Bricolage social

Bricolage social. José Vicente Pascual

Mi padre tenía sus cosas, como todos los padres. Por ejemplo: odiaba el bricolaje. Un día llegó del trabajo, entró en el salón de casa y encontró a dos o tres de mis hermanas ante el televisor, que emitía un programa de jardinería doméstica. “¡Quitad al hijoputa ese!”, exclamó de inmediato. Le salió del alma. El buen hombre, evidentemente, estaba negado para la caja de herramientas, pero su inquina hacia las habilidades manuales tenía un fondo de más calado. Empleado de una multinacional holandesa dedicada a la fabricación de ingenios audiovisuales entre otros productos tecnológicos, sospechaba, con razón, el advenimiento de Ikea y lo que Ikea ya anunciaba hace treinta años: el capitalismo low cost, la deslocalización industrial, la irrupción de la quincalla electrónica oriental que acabaría con las grandes marcas europeas de  electrodomésticos, la caída de precios hasta la deflación de artículos considerados casi un lujo en los viejos buenos tiempos (televisión, equipos de sonido, vídeo, videocámaras…); en fin…Si llega a conocer el imperio Internet-todo-gratis y el uso mundializado de los teléfonos móviles, del mismo disgusto vuelve a morirse.

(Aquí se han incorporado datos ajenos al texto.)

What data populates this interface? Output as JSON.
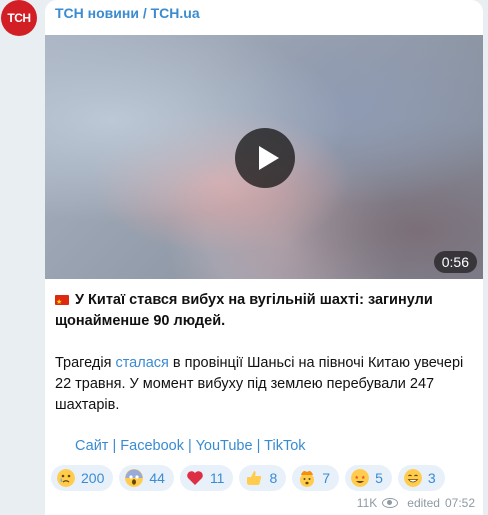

Todo ha cambiado mucho en muy poco tiempo. La percepción que tenemos de nosotros mismos, la sociedad que habitamos y el mundo en que vivimos, también. Hace unas décadas, el concepto de “ingeniería social” nos remitía a enormes ejercicios de control sobre las bases sociales, hitos históricos dignos de estudiarse por la enorme significación que llegaron a tener y lo mucho que habían influido en el decurso humano. Pensábamos en Esparta, por ejemplo, y en los sistemas coloniales de segregación racial, en la ferocidad de “milagros económicos” como la Unión Soviética electrificada, la China maoísta, la Alemania del volkswagen y las castraciones químicas que convirtieron a Suecia en perfecta imagen de la nórdica pureza, lista para disfrutar del paraíso socialdemócrata con ojos azules.

Antes, la ingeniería social era odiosa obra de titanes megalómanos, imperios instalados en el poder que nacía de la espada de bronce en la Grecia clásica y el que brillaba en las cabezas nucleares de las bombas atómicas a partir del siglo XX. Hoy, la ingeniería social se desarrolla mansa como una sentada ecologista, según el modelo Ikea del “you self” para pezqueñines: bricolaje puro impulsado desde la nube internáutica por asiduos a las redes sociales, dirigido por lumbreras mundiales cuyo logro más meritorio ha sido crear tiendas on-line y sitios de ligoteo con éxito, y liderado por políticos de barrio cuya máxima aspiración en esta vida consistió en alcanzar los beneficios del salario vitalicio, el coche oficial, el chalet en las afueras y la niñera con cargo a los PGE.

La semana pasada, Twitter cumplió 15 años. La verdad es que se pone uno a pensar en cómo puede ser posible que un sitio tan lleno de nada y tan chorreante de todo lo que pringa por dentro haya alcanzado edad tan longeva y entra como un desasosiego, una desazón sentimental como de otro tiempo y otras desdichas de más calado, más dignas de turbarnos sin que achaquemos nuestra inquietud al poder avasallante de las nimiedades sobredimensionadas. Pero el bricolaje es el bricolaje, la chapuza es la chapuza y la era informática es lo que tiene: mejor mil millones de sandeces tuiteadas cada día que una opinión autorizada sin capacidad de llegar a más de quinientas personas. Eso dicen, al menos; y en eso creen ciegamente los mil millones de suministradores de contenidos para esta red social. Y para las demás.

Qué razón tenía mi padre, que en gloria estará: “el bricolaje es para los mataos y aburridos que no tienen mejor cosa que hacer en la vida y prefieren apretar tornillos de izquierda a derecha antes que llamar a un técnico experto que arregle el lavavajillas de una puñetera vez”. Eso decía.